Mais consumo é progresso?

domingo, 10 de julho de 2011
"A própria cidade converteu-se num meio e num instrumento de trabalho, num utensílio como a enxada na aurora dos tempos sociais. Instrumento de trabalho sui generis, pois sua matéria é dada pelo próprio trabalhador. Quanto mais o processo produtivo é complexo, mais as forças materiais e intelectuais necessárias ao trabalho são desenvolvidas, e maiores são as cidades."  - 
Milton Santos  -  Pensando o espaço do homem

Nossa civilização existe há pouco mais de 1.500 anos, nascida das instituições que restaram depois do desaparecimento do império romano, no século V. No plano das idéias, desde o final do século XVIII com os filósofos iluministas e o advento do capitalismo industrial, firmava-se o conceito de que nossa civilização (ou a sociedade européia da época) estava em evolução. Associamos as mudanças que ocorrem – o avanço científico e tecnológico, as mudanças sociais e econômicas – necessariamente a uma melhoria, ao progresso. Esta ideologia foi largamente divulgada pela cultura européia do século XIX, tendo também forte repercussão no Brasil através da filosofia do positivismo – o lema “ordem e progresso” em nossa bandeira reflete esta influência.

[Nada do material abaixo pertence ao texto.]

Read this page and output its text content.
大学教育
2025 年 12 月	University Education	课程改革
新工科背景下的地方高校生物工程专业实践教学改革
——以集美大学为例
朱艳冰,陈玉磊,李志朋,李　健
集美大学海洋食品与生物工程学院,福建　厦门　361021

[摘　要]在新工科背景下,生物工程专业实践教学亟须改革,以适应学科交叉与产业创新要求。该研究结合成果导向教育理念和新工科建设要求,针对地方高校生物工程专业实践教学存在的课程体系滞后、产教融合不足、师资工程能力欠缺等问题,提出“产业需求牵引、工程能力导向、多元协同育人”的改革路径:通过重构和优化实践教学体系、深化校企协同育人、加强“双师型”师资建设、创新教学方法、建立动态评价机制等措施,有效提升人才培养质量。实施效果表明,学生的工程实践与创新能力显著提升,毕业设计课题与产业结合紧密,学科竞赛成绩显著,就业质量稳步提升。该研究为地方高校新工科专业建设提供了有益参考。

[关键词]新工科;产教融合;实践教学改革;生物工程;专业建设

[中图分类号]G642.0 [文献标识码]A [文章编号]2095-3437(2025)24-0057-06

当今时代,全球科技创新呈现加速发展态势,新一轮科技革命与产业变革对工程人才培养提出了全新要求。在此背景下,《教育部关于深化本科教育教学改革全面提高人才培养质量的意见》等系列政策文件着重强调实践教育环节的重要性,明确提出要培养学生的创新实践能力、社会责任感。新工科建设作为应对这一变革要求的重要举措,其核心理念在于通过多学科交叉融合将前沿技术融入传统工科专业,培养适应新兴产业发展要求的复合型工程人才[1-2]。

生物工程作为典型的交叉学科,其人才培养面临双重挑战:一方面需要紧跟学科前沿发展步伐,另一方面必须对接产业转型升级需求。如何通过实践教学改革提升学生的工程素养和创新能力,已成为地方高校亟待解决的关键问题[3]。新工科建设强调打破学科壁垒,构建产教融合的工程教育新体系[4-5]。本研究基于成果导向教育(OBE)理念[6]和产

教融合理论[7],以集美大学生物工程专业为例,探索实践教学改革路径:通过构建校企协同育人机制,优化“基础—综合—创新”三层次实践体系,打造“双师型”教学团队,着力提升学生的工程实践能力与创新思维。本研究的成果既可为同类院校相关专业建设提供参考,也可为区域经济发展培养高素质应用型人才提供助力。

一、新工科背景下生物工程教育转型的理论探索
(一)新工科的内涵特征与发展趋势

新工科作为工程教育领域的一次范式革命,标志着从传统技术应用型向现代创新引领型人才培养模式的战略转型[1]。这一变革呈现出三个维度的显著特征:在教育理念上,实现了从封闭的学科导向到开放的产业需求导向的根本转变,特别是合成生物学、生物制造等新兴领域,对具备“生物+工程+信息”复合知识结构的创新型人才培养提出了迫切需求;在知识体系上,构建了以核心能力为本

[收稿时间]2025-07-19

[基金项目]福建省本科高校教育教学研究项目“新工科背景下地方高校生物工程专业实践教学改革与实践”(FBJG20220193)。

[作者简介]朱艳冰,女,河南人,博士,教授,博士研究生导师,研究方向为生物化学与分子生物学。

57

No século XX, depois da 2ª. Guerra Mundial, o capitalismo avançou sobre todas as regiões do mundo. A linha de produção em massa, que permitia aumentar a oferta e baratear bens e produtos, difundiu-se por todo o globo. Regiões que historicamente não pertenciam à civilização ocidental passaram a ser incorporadas a esta comunidade, através das forças econômicas do capitalismo. A possibilidade de consumir uma grande diversidade de produtos industrializados passou a ser sinônimo de progresso. Ainda nessa linha de raciocínio, o nível de industrialização e de negócios realizados no país – o Produto Interno Bruto (PIB) – era a medida da evolução do país. 
Este tipo de raciocínio avançou tanto ao longo dos últimos quarenta anos, que as instituições financeiras internacionais, como o Banco Mundial e o Fundo Monetário Internacional (FMI), passaram a medir a evolução (ou o crescimento) da economia mundial e dos países através do aumento do PIB. Assumia-se tendenciosamente que o aumento da atividade econômica de uma nação significa necessariamente progresso, evolução. Neste raciocínio estava embutido o falso conceito de que assim como a economia de um país crescia, melhoravam as condições de vida de sua população. Utilizava-se o mesmo padrão para comparar duas situações diferentes. De um lado, os países desenvolvidos, que em grande parte já tinham resolvido seus problemas de infraestrutura, educação, saúde, entre outros. De outro, os países pobres e em desenvolvimento, que em sua maioria ainda precisavam encaminhar soluções para todas estas carências.
No Brasil atual temos a mesma situação. Progresso, para grande parte da população é associado ao aumento do consumo de bens. Esta ideologia é divulgada e defendida – explicita ou implicitamente em suas mensagens – por empresas e governo. Quando se fala em educação, por exemplo, é sempre para capacitar cidadão a exercer uma função produtiva (engenheiro, técnico de enfermagem ou padeiro) dentro do sistema econômico, a fim de que possa produzir e consumir mais. Da mesma forma é tratada a cultura, geralmente como lazer do cidadão, quando este não está voltado para a produção ou o consumo.
A mudança desta situação só acontecerá quando a educação, a cultura, a saúde e outros benefícios que uma sociedade deve oferecer aos seus membros, existirem para o benefício do cidadão, e não como “itens adicionais de um pacote de vantagens para o produtor/consumidor”. Progresso, se esta palavra tiver realmente algum significado, é muito mais do que aumento da produção e do consumo.